Stout Creek is a stream located in central Cannon Township of Kent County in the U.S. state of Michigan.
This water source is named for the frontier family of Andrew Stout, 1850s founder of the Kent County lumber town of Plainfield at the Rogue and Grand Rivers intersection. Stout Creek sources deep in an oak, maple and white pine woodland and winds its way Southwesterly through ancient dunes and spring beds. The waterway is joined by Schutte's Creek before eventually emptying into Trout Creek,, which in turn joins Bear Creek on its southwesterly flow to the Grand River.
This medium-sized brook is said to have once served as a water source for a small Native American settlement reported to have nestled upon a nearby sandy slope. In the late 19th century and early 20th century Stout Creek bordered potato fields which were later turned back to marshland. In addition it served to water the cattle and horses of a nearby hamlet inhabited by Seventh-day Adventists.

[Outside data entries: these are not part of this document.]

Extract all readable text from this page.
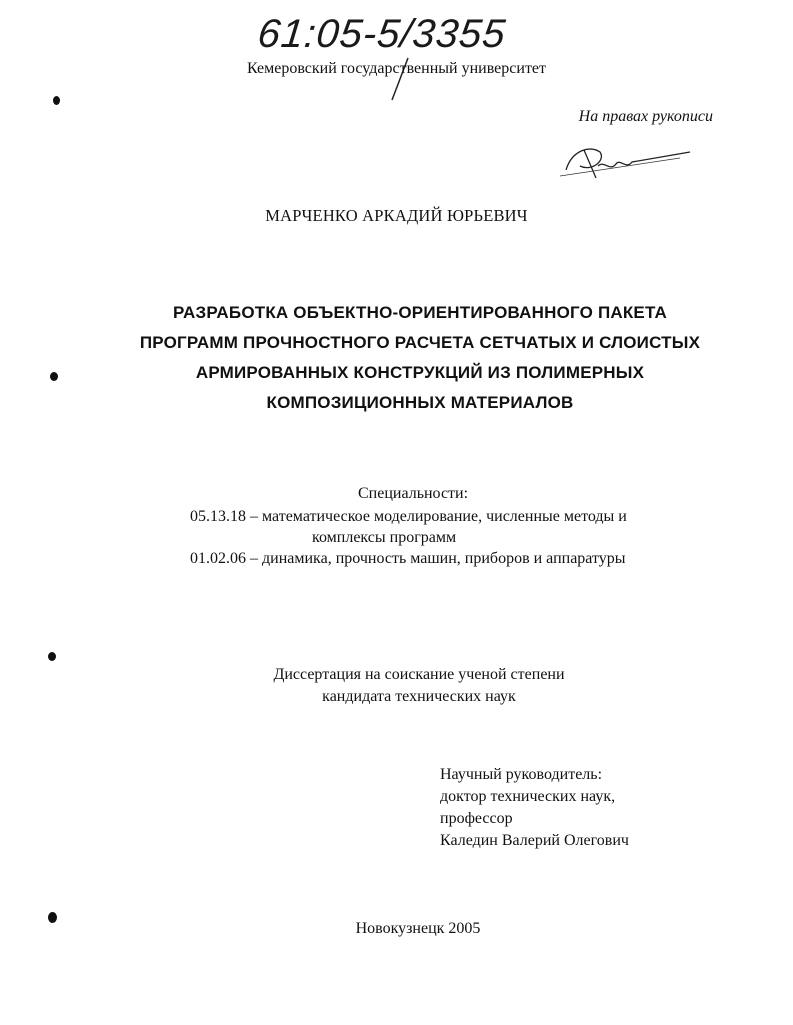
61:05-5/3355
Кемеровский государственный университет
На правах рукописи
МАРЧЕНКО АРКАДИЙ ЮРЬЕВИЧ
РАЗРАБОТКА ОБЪЕКТНО-ОРИЕНТИРОВАННОГО ПАКЕТА
ПРОГРАММ ПРОЧНОСТНОГО РАСЧЕТА СЕТЧАТЫХ И СЛОИСТЫХ
АРМИРОВАННЫХ КОНСТРУКЦИЙ ИЗ ПОЛИМЕРНЫХ
КОМПОЗИЦИОННЫХ МАТЕРИАЛОВ
Специальности:
05.13.18 – математическое моделирование, численные методы и
комплексы программ
01.02.06 – динамика, прочность машин, приборов и аппаратуры
Диссертация на соискание ученой степени
кандидата технических наук
Научный руководитель:
доктор технических наук,
профессор
Каледин Валерий Олегович
Новокузнецк 2005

The black-mud springbeds and loamish hillsides of the Stout Creek Valley are host to a number of woodland plants enjoyed by nature lovers. Among this flora are found the following; marsh marigold, skunk cabbage, scour grass, partridge berry, wintergreen, elderberry, wild ginseng, wild ginger, bloodroot, blue violet, white violet, yellow violet, hypatica, Turk's cap, columbine, christmas fern, fiddle head fern, snowberry, sassafras, thorn apple and a host of others.
The Stout Creek valley holds the charm of several legends known to locals. There is the story of the nearby Pow Wow Hill, where natives once gathered around a hilltop fire pit. The marshland is said to hide a quicksand pit to which an early 20th-century farmer once lost a horse. Nearby dunes once concealed a liquor still in the age of prohibition and, in the early 1970s, locals enjoyed combing a sandpit said to hold a treasure of arrowheads. Stout Creek Valley can be accessed by Seven Mile Road NE, and has become part of a wooded bedroom community serving Northeast Grand Rapids.